Wirtschaftsminister Pinkwart bleibt trotz der aktuell schwierigen und durch Krisen bestimmten Lage optimistisch. In diesem Jahr könne die Wirtschaft in NRW laut RWI-Prognose mit einem Wachstum von zwei Prozent und mit 2,5 Prozent im kommenden Jahr rechnen. Die Konjunktur fasse also wieder Tritt, der Arbeitsmarkt habe sich inzwischen nahezu vollständig von der Corona-Krise erholt und die Auftragsbücher vieler Firmen seien voll, so der Minister.

Dennoch trübt angesichts der aktuellen Krisen die Furcht vor einem möglichen Konjunktur-Abschwung die Stimmung in vielen Unternehmen in NRW, gibt Ralf Stoffels zu Bedenken. Die größten Risiken seien die steigenden Energie- und Rohstoff-Preise. Zudem hätten sich die Containerpreise zuletzt vervielfacht. Die weltweiten Logistik-Ketten seien durch den restriktiven Kampf Chinas gegen das Coronavirus und den Angriffskrieg Russlands auf die Ukraine nachhaltig gestört.  Die Logistik sehe sich derzeit ähnlich stark unter Druck wie in der Hochphase der Corona-Pandemie, so Andreas Pinkwart.

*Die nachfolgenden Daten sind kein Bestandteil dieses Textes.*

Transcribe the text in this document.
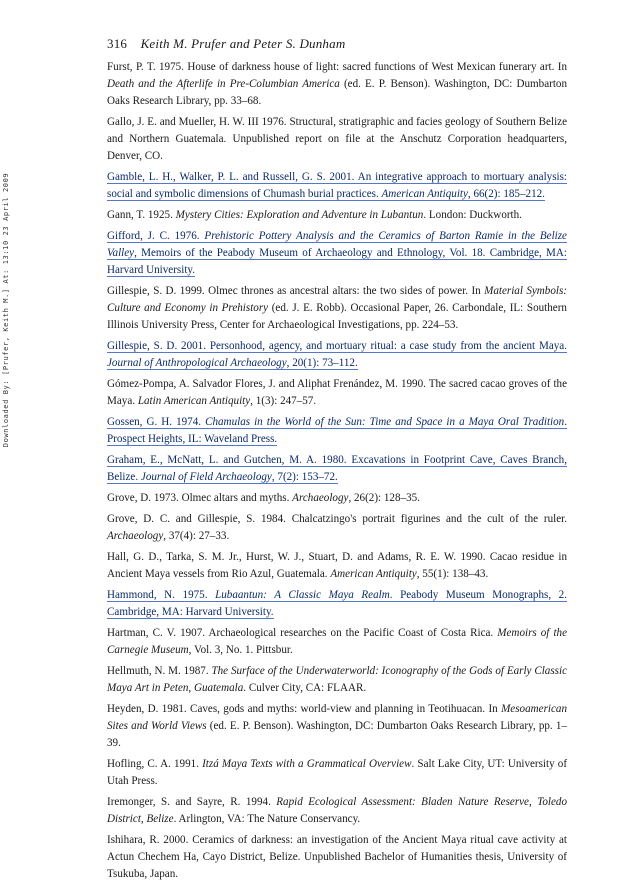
Downloaded By: [Prufer, Keith M.] At: 13:10 23 April 2009
316 Keith M. Prufer and Peter S. Dunham

Furst, P. T. 1975. House of darkness house of light: sacred functions of West Mexican funerary art. In Death and the Afterlife in Pre-Columbian America (ed. E. P. Benson). Washington, DC: Dumbarton Oaks Research Library, pp. 33–68.

Gallo, J. E. and Mueller, H. W. III 1976. Structural, stratigraphic and facies geology of Southern Belize and Northern Guatemala. Unpublished report on file at the Anschutz Corporation headquarters, Denver, CO.

Gamble, L. H., Walker, P. L. and Russell, G. S. 2001. An integrative approach to mortuary analysis: social and symbolic dimensions of Chumash burial practices. American Antiquity, 66(2): 185–212.

Gann, T. 1925. Mystery Cities: Exploration and Adventure in Lubantun. London: Duckworth.

Gifford, J. C. 1976. Prehistoric Pottery Analysis and the Ceramics of Barton Ramie in the Belize Valley, Memoirs of the Peabody Museum of Archaeology and Ethnology, Vol. 18. Cambridge, MA: Harvard University.

Gillespie, S. D. 1999. Olmec thrones as ancestral altars: the two sides of power. In Material Symbols: Culture and Economy in Prehistory (ed. J. E. Robb). Occasional Paper, 26. Carbondale, IL: Southern Illinois University Press, Center for Archaeological Investigations, pp. 224–53.

Gillespie, S. D. 2001. Personhood, agency, and mortuary ritual: a case study from the ancient Maya. Journal of Anthropological Archaeology, 20(1): 73–112.

Gómez-Pompa, A. Salvador Flores, J. and Aliphat Frenández, M. 1990. The sacred cacao groves of the Maya. Latin American Antiquity, 1(3): 247–57.

Gossen, G. H. 1974. Chamulas in the World of the Sun: Time and Space in a Maya Oral Tradition. Prospect Heights, IL: Waveland Press.

Graham, E., McNatt, L. and Gutchen, M. A. 1980. Excavations in Footprint Cave, Caves Branch, Belize. Journal of Field Archaeology, 7(2): 153–72.

Grove, D. 1973. Olmec altars and myths. Archaeology, 26(2): 128–35.

Grove, D. C. and Gillespie, S. 1984. Chalcatzingo's portrait figurines and the cult of the ruler. Archaeology, 37(4): 27–33.

Hall, G. D., Tarka, S. M. Jr., Hurst, W. J., Stuart, D. and Adams, R. E. W. 1990. Cacao residue in Ancient Maya vessels from Rio Azul, Guatemala. American Antiquity, 55(1): 138–43.

Hammond, N. 1975. Lubaantun: A Classic Maya Realm. Peabody Museum Monographs, 2. Cambridge, MA: Harvard University.

Hartman, C. V. 1907. Archaeological researches on the Pacific Coast of Costa Rica. Memoirs of the Carnegie Museum, Vol. 3, No. 1. Pittsbur.

Hellmuth, N. M. 1987. The Surface of the Underwaterworld: Iconography of the Gods of Early Classic Maya Art in Peten, Guatemala. Culver City, CA: FLAAR.

Heyden, D. 1981. Caves, gods and myths: world-view and planning in Teotihuacan. In Mesoamerican Sites and World Views (ed. E. P. Benson). Washington, DC: Dumbarton Oaks Research Library, pp. 1–39.

Hofling, C. A. 1991. Itzá Maya Texts with a Grammatical Overview. Salt Lake City, UT: University of Utah Press.

Iremonger, S. and Sayre, R. 1994. Rapid Ecological Assessment: Bladen Nature Reserve, Toledo District, Belize. Arlington, VA: The Nature Conservancy.

Ishihara, R. 2000. Ceramics of darkness: an investigation of the Ancient Maya ritual cave activity at Actun Chechem Ha, Cayo District, Belize. Unpublished Bachelor of Humanities thesis, University of Tsukuba, Japan.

Weniger Angst vor einem Gas-Lieferstopp durch Russland

Torsten Schmidt vom RWI sieht aber auch Gründe für vorsichtigen Optimismus: Jeder Tag, an dem noch Gas in die Speicher fließe, verringere die Risiken, die ein kompletter Gas-Lieferstopp durch Russland auslösen würde. “Wir würden bei einem Gas-Lieferstopp wohl deutlich besser durch den Winter kommen, als wir das noch vor im Frühjahr gesehen haben.”